Meet the first African-American woman to become a Major General in the United States Army.
Rutgers Law graduate Marcia Carol Martin Anderson, Class of 1984, has worked in insurance litigation, as the in-house counsel for a utility company, and as a staff attorney for the 2nd Circuit Court of Appeals. She has been in her current position as Clerk of the Bankruptcy Court for the Western District of Wisconsin since 1998.
But Anderson may be best known for her work outside of the courtroom.
As an undergraduate at Creighton University in Nebraska, Anderson joined ROTC because she needed a science credit. After graduation, she continued to serve in the U.S. Army Reserves, rising through the ranks. She also attended Rutgers Law School in Newark, graduating in 1984. In 2008, she was named Brigadier General, and in 2011, Anderson became the first African-American woman in Army history to become a Major General, or a two-star general.
For most of her career, Anderson worked a civilian job during the day and did her reserve duty on weekends, in addition to spending two to three weeks a year in required training. From 2010-2011, Anderson left her job to help lead the Army Human Resources Command in Fort Knox, Kentucky, as the Deputy Commanding General, and from 2011-2014, she was the senior military advisor to the Chief of the Army Reserves at the Pentagon.
“I was fortunate to perform well in a variety of assignments from commanding soldiers to working as a staff officer,” she said. “I volunteered on numerous occasions to deploy during Desert Storm, as well as the current conflicts, but was not selected. I did work for many years as a trainer and someone who oversaw the training of thousands of reserve and guard soldiers, sailors, marines and airmen – I am very proud that I was able to help prepare them so they could perform their missions and come home.”
While at Rutgers Law, Anderson participated in the Women’s Rights Law Reporter and the Black Law Students Association. She also clerked for a state Superior Court Judge in New Brunswick, as well as working in the private and public sectors in New York and Boston, before returning to the Midwest to continue her legal career.
She said there were two speakers in high school during the late 1970’s that inspired her to become a lawyer. Both were African-American women. One was a practicing Assistant U.S. Attorney and the other was a state legislator, who balanced her career with raising her children.

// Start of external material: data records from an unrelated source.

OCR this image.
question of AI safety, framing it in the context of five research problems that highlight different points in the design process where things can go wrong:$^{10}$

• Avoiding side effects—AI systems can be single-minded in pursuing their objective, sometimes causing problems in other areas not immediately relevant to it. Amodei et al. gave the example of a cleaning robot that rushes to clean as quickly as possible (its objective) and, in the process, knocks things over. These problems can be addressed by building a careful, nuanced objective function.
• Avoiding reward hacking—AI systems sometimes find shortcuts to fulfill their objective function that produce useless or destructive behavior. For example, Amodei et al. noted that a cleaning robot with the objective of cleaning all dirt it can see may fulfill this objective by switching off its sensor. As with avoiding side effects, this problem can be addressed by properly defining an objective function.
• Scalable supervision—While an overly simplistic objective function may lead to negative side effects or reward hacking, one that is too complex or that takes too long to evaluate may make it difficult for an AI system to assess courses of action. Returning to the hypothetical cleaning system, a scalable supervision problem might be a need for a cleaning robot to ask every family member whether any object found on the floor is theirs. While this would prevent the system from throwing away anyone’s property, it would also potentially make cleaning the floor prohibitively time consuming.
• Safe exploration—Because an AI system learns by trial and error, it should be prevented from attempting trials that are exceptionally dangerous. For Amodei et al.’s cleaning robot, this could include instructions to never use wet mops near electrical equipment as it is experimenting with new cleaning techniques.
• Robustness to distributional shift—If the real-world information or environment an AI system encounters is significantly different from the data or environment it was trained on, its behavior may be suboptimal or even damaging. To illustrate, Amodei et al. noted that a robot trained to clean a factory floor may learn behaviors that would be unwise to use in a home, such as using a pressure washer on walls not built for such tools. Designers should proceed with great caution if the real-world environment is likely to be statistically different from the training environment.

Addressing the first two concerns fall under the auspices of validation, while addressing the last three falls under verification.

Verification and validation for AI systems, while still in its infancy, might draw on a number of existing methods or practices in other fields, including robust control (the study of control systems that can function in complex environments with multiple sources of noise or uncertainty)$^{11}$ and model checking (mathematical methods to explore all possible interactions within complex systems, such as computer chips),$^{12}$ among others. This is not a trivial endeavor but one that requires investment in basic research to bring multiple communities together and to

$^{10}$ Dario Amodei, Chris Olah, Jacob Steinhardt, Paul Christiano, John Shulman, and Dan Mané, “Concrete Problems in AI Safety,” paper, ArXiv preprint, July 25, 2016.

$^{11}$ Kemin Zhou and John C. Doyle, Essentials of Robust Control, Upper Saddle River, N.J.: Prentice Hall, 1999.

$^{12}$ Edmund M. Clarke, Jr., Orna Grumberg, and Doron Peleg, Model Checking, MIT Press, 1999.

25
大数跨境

Anderson recalled the state legislator, “I was in awe of how talented she was and how she kept so many balls in the air that I pretty much decided that lawyers can do anything.”
In the military Anderson also had a chance to put her legal skills to work. During the first Iraq War – Desert Storm – because of her law degree, she was able to assist a JAG unit in New Jersey and helped explain wills and powers of attorney to the soldiers preparing to deploy. While stationed at the Pentagon on active duty from 2011-2014, she also got a chance to know another Rutgers Law School graduate, then-Judge Advocate General of the Army, Lieutenant General Flora Darpino, who graduated from Rutgers Law in Camden.
“She was the first woman to lead the 10,000 lawyers in the Army, so once again, I was inspired by a woman attorney who was talented and successful,” Anderson said.
In 2016, she retired from the Army for good and has continued to work full time as the Clerk of the Bankruptcy Court, “I had the option of another assignment with the Army, but just felt it was time to let others have an opportunity – I had far exceeded my own goals, so I was really content.”
Her retirement from the Army means Anderson has more time to spend with her family and time for her hobbies, which include biking and training for a marathon. She had this advice for current law students: “I think the best advice I can offer is for them to use the years they spend in school to try to determine what they are most passionate about with respect to the law. I remember when I attended that so many of my classmates were determined to work for a large firm in NY or NJ and make lots of money, but I never got the sense they had a deep passion for the areas of the law that formed the basis of the work those firms did, or the clients they would serve. . . There is so much we can do with a law degree, it is just a shame to limit ourselves to a narrow view of the profession.”